Hasil gambar untuk gambar unsur logam non logam dan semi logam






Komentar


  1. In the noble gas class, the element which has the greatest ionisation energy is ... ...?

    BalasHapus
    Balasan
    1. In the class of noble gases, the element that has the greatest ionization energy is helium (He) because the noble gas ionization energy is getting lower it is getting smaller.

      Hapus
  2. Can you explain what happen if ozone was element?

    BalasHapus
    Balasan
    1. Ozone is formed in the atmosphere through several steps chemical processes that require the help of sunlight. In the stratospheric layer, the process of ozone formation begins with the breakup of oxygen molecules (O2) by ultraviolet radiation from the sun. In the lower atmosphere (troposphere), ozone is formed through a series of different chemical reactions and involves gases containing hydrocarbons and nitrogen.
      Stratospheric ozone is naturally formed by chemical reactions involving solar ultraviolet radiation and oxygen molecules available in the atmosphere. Sunlight breaks down the oxygen molecule (O2) produces two oxygen atoms (2O). Then each of these oxygen atoms reacts with an oxygen molecule producing an ozone molecule (O3). The reaction occurs continuously due to the presence of solar ultraviolet radiation in the stratosphere. As a result, the largest ozone production occurs in the tropical stratosphere.
      Reaction destruction / ozone destruction and the formation of O2 can take place via two paths:
      O2 + O2 → 2O2
      O3 + O3 → 3O2
      This reaction is produced by a complex reaction with a gas and radical catalyst, such as Cl, NO, OH. The OH reaction can be formed by the destruction of H2O vapor, exhaust gases from supersonic aircraft. Cl radicals can be derived from chloroflurocarbons (CFCl or CFC-I I and CF2Cl or CFC-12) which are widely used in refrigerants and fuels (propellants).

      Hapus
  3. Please give examples of commonly used elements in the lab

    BalasHapus
    Balasan
    1. Hydrogen chloride (HCl) is a monoprotic acid, which means that it can dissociate (ionize) release one H + (a single proton) only once. In a solution of hydrochloric acid, this H + combines with water molecules to form hydronium ions, H3O +: [22] [23]

      HCl + H2O → H3O + + Cl-

      Another ion formed is a chloride ion, Cl-. Hydrochloric acid can therefore be used to make chloride salts, such as sodium chloride. Hydrochloric acid is a strong acid because it dissociates completely in water.

      Monoprotic acid has one acid dissociation constant, Ka, which indicates the degree of dissociation of the substance in water. For strong acids such as HCl, Ka values ​​are quite large. Several attempts at theoretical calculations have been made to calculate Ka HCl values. When a chloride salt such as NaCl is added to the HCl solution, it will not change the pH of the solution significantly. This indicates that Cl- is a very weak conjugate base and HCl fully dissociates in the solution. For a moderate-to-concentrated hydrochloric acid solution, the assumption that the molarity of H + equals the molarity (units of concentration) of HCl is good enough, with precision reaching four significant digits.

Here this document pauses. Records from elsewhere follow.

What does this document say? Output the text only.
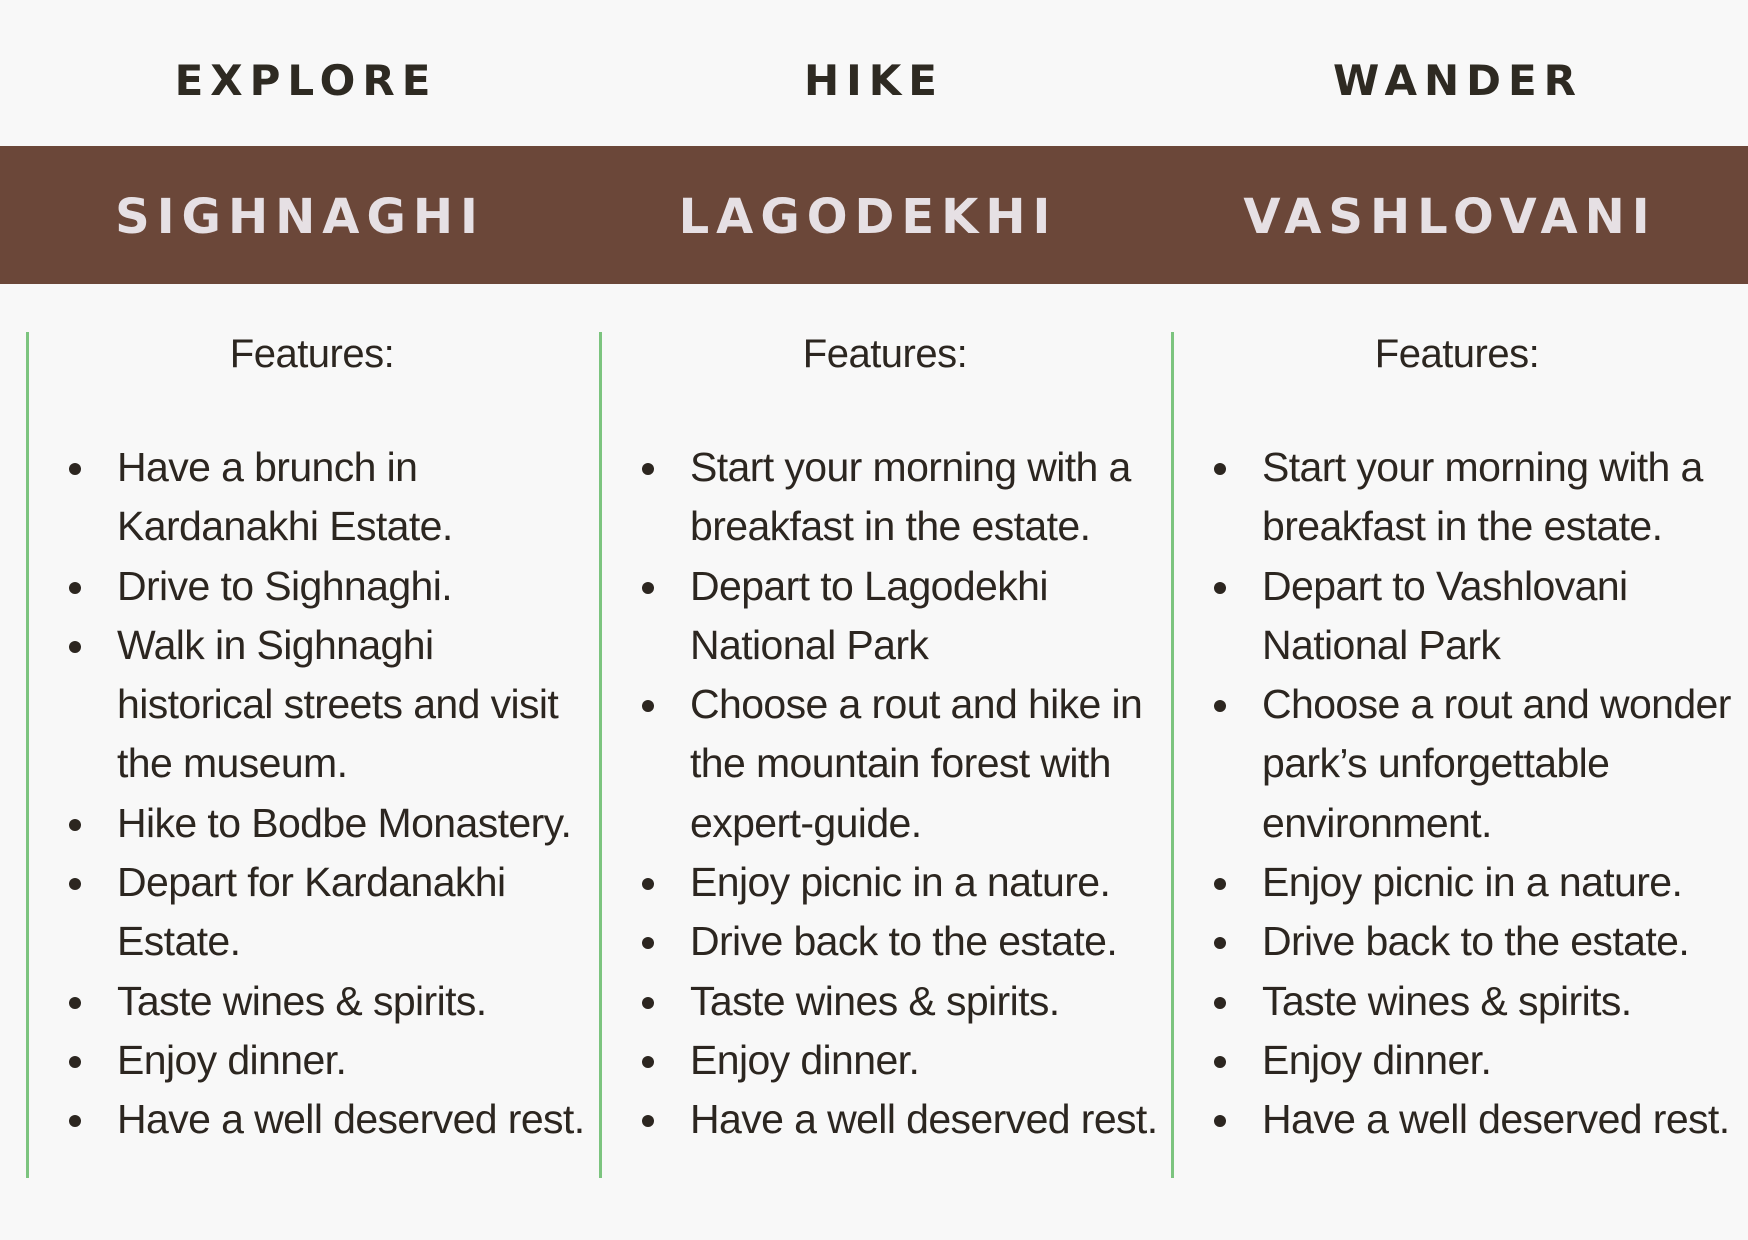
EXPLORE	HIKE	WANDER
SIGHNAGHI	LAGODEKHI	VASHLOVANI
Features:
Have a brunch in Kardanakhi Estate.
Drive to Sighnaghi.
Walk in Sighnaghi historical streets and visit the museum.
Hike to Bodbe Monastery.
Depart for Kardanakhi Estate.
Taste wines & spirits.
Enjoy dinner.
Have a well deserved rest.
Features:
Start your morning with a breakfast in the estate.
Depart to Lagodekhi National Park
Choose a rout and hike in the mountain forest with expert-guide.
Enjoy picnic in a nature.
Drive back to the estate.
Taste wines & spirits.
Enjoy dinner.
Have a well deserved rest.
Features:
Start your morning with a breakfast in the estate.
Depart to Vashlovani National Park
Choose a rout and wonder park’s unforgettable environment.
Enjoy picnic in a nature.
Drive back to the estate.
Taste wines & spirits.
Enjoy dinner.
Have a well deserved rest.
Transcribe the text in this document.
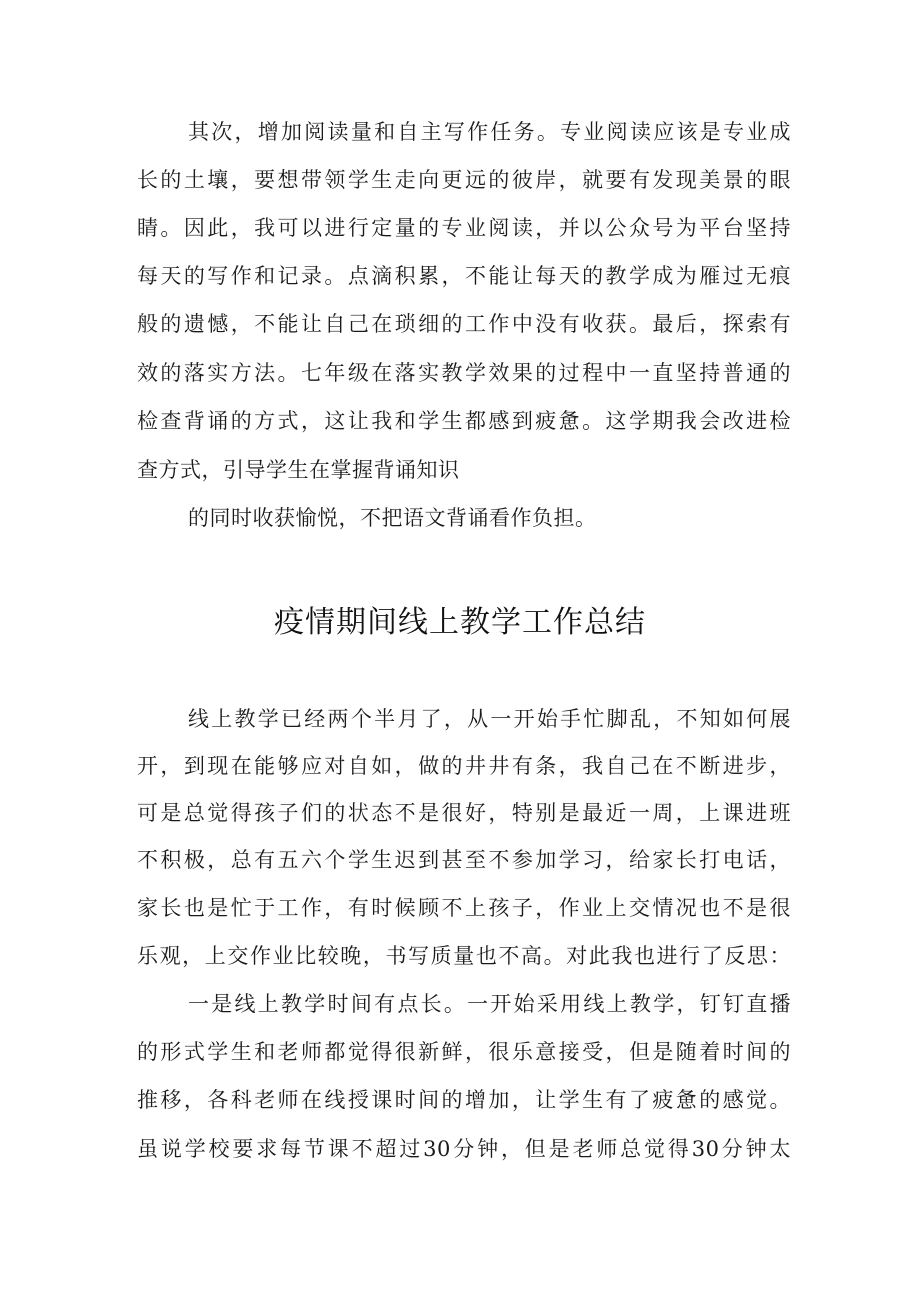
其次，增加阅读量和自主写作任务。专业阅读应该是专业成
长的土壤，要想带领学生走向更远的彼岸，就要有发现美景的眼
睛。因此，我可以进行定量的专业阅读，并以公众号为平台坚持
每天的写作和记录。点滴积累，不能让每天的教学成为雁过无痕
般的遗憾，不能让自己在琐细的工作中没有收获。最后，探索有
效的落实方法。七年级在落实教学效果的过程中一直坚持普通的
检查背诵的方式，这让我和学生都感到疲惫。这学期我会改进检
查方式，引导学生在掌握背诵知识
的同时收获愉悦，不把语文背诵看作负担。
疫情期间线上教学工作总结
线上教学已经两个半月了，从一开始手忙脚乱，不知如何展
开，到现在能够应对自如，做的井井有条，我自己在不断进步，
可是总觉得孩子们的状态不是很好，特别是最近一周，上课进班
不积极，总有五六个学生迟到甚至不参加学习，给家长打电话，
家长也是忙于工作，有时候顾不上孩子，作业上交情况也不是很
乐观，上交作业比较晚，书写质量也不高。对此我也进行了反思：
一是线上教学时间有点长。一开始采用线上教学，钉钉直播
的形式学生和老师都觉得很新鲜，很乐意接受，但是随着时间的
推移，各科老师在线授课时间的增加，让学生有了疲惫的感觉。
虽说学校要求每节课不超过30分钟，但是老师总觉得30分钟太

      Of the six strong mineral acids in chemistry, hydrochloric acid is the hardest monoprotic acid undergoing a redox reaction. It is also the most harmless strong acid to be handled compared to other strong acids. Although acidic, it contains non-reactive and non-toxic chloride ions. Hydrochloric acid in moderate concentrations is stable enough to be stored and continues to maintain its concentration. For this reason, plus the fact that this acid is available in the form of pure reagents, hydrochloric acid is a very good acidic reagent.

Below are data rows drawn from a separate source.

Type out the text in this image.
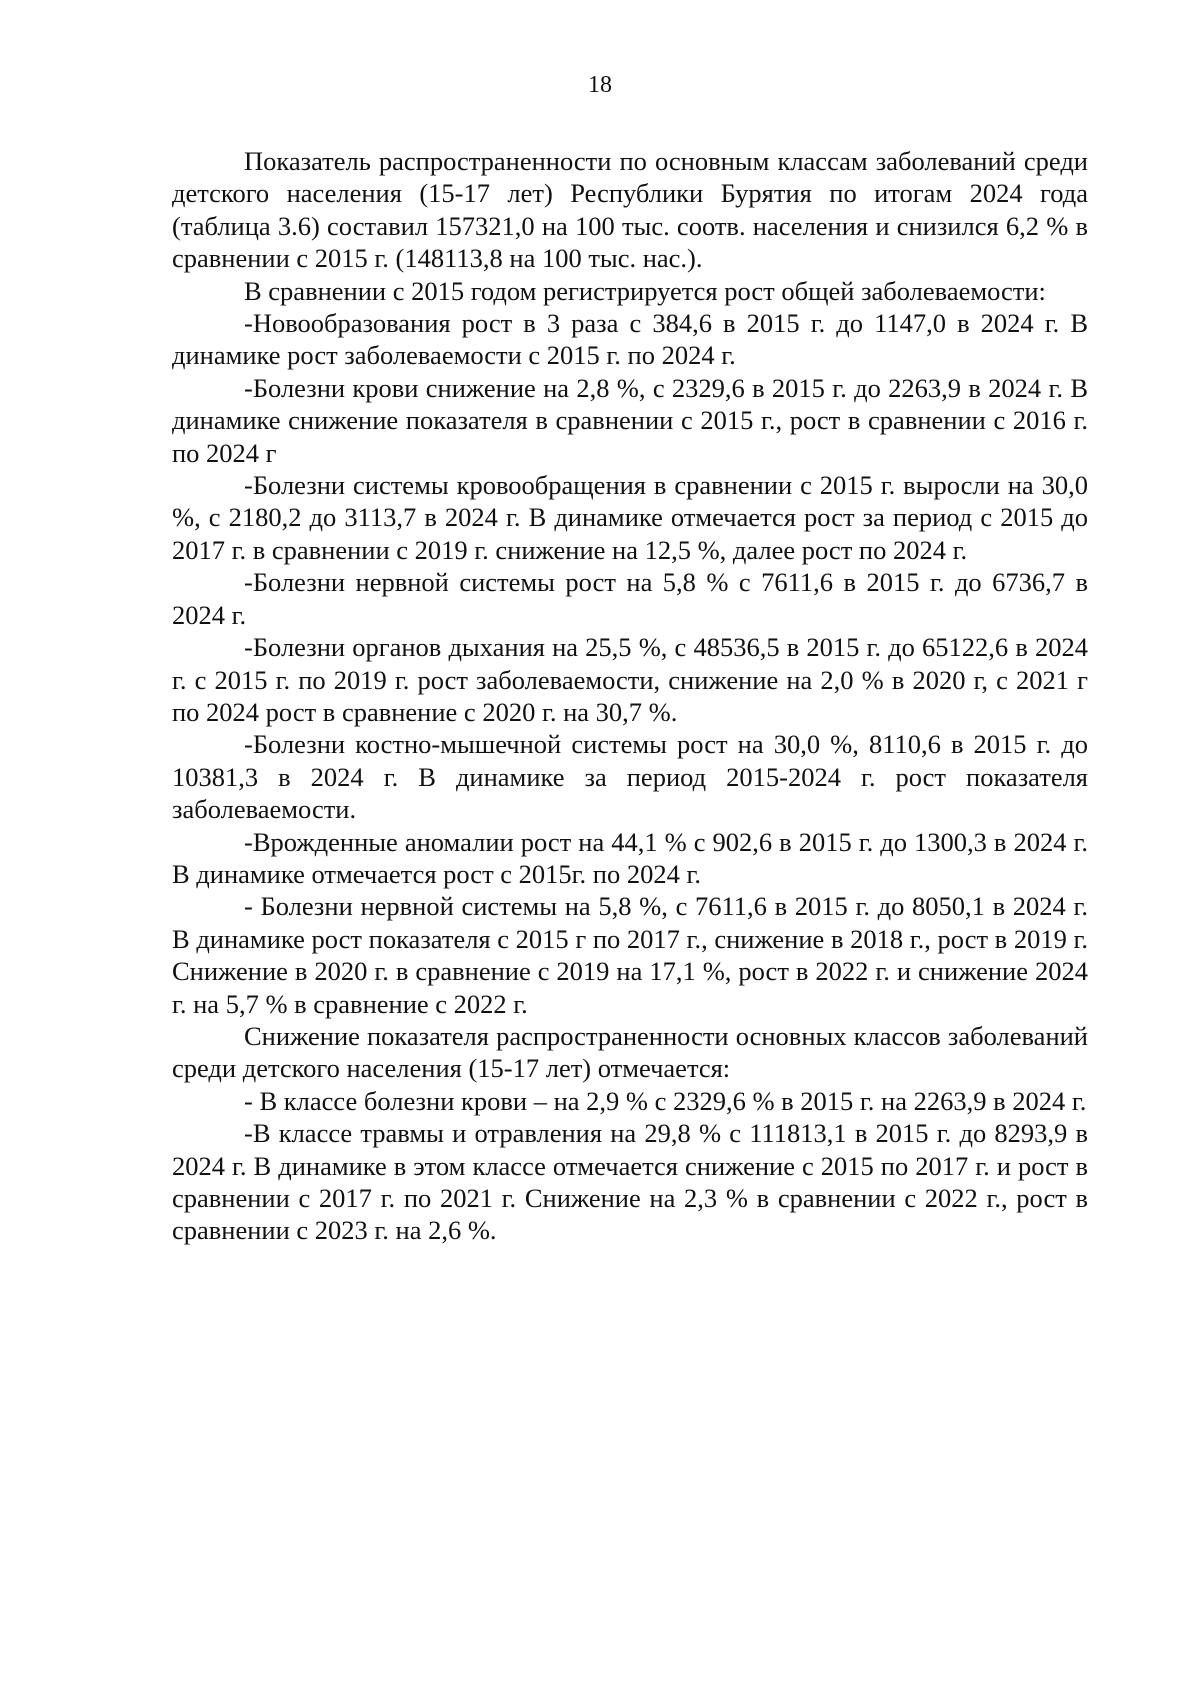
18

Показатель распространенности по основным классам заболеваний среди детского населения (15-17 лет) Республики Бурятия по итогам 2024 года (таблица 3.6) составил 157321,0 на 100 тыс. соотв. населения и снизился 6,2 % в сравнении с 2015 г. (148113,8 на 100 тыс. нас.).

В сравнении с 2015 годом регистрируется рост общей заболеваемости:

-Новообразования рост в 3 раза с 384,6 в 2015 г. до 1147,0 в 2024 г. В динамике рост заболеваемости с 2015 г. по 2024 г.

-Болезни крови снижение на 2,8 %, с 2329,6 в 2015 г. до 2263,9 в 2024 г. В динамике снижение показателя в сравнении с 2015 г., рост в сравнении с 2016 г. по 2024 г

-Болезни системы кровообращения в сравнении с 2015 г. выросли на 30,0 %, с 2180,2 до 3113,7 в 2024 г. В динамике отмечается рост за период с 2015 до 2017 г. в сравнении с 2019 г. снижение на 12,5 %, далее рост по 2024 г.

-Болезни нервной системы рост на 5,8 % с 7611,6 в 2015 г. до 6736,7 в 2024 г.

-Болезни органов дыхания на 25,5 %, с 48536,5 в 2015 г. до 65122,6 в 2024 г. с 2015 г. по 2019 г. рост заболеваемости, снижение на 2,0 % в 2020 г, с 2021 г по 2024 рост в сравнение с 2020 г. на 30,7 %.

-Болезни костно-мышечной системы рост на 30,0 %, 8110,6 в 2015 г. до 10381,3 в 2024 г. В динамике за период 2015-2024 г. рост показателя заболеваемости.

-Врожденные аномалии рост на 44,1 % с 902,6 в 2015 г. до 1300,3 в 2024 г. В динамике отмечается рост с 2015г. по 2024 г.

- Болезни нервной системы на 5,8 %, с 7611,6 в 2015 г. до 8050,1 в 2024 г. В динамике рост показателя с 2015 г по 2017 г., снижение в 2018 г., рост в 2019 г. Снижение в 2020 г. в сравнение с 2019 на 17,1 %, рост в 2022 г. и снижение 2024 г. на 5,7 % в сравнение с 2022 г.

Снижение показателя распространенности основных классов заболеваний среди детского населения (15-17 лет) отмечается:

- В классе болезни крови – на 2,9 % с 2329,6 % в 2015 г. на 2263,9 в 2024 г.

-В классе травмы и отравления на 29,8 % с 111813,1 в 2015 г. до 8293,9 в 2024 г. В динамике в этом классе отмечается снижение с 2015 по 2017 г. и рост в сравнении с 2017 г. по 2021 г. Снижение на 2,3 % в сравнении с 2022 г., рост в сравнении с 2023 г. на 2,6 %.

      Hydrochloric acid is the acid of choice in titration to determine the amount of base. Stronger acids will give better results because of the obvious endpoints. Azeotropic acid (about 20.2%) may be used as a primary standard in quantitative analysis, although its concentration depends on atmospheric pressure when it is made.

      Hydrochloric acid is often used in chemical analysis to "digest" analytical samples. Concentrated hydrochloric acid dissolves many types of metals and produces metallic chlorides and hydrogen gas. It also reacts with basic compounds such as calcium carbonate and copper (II) oxide, producing the soluble chloride that can be analyzed.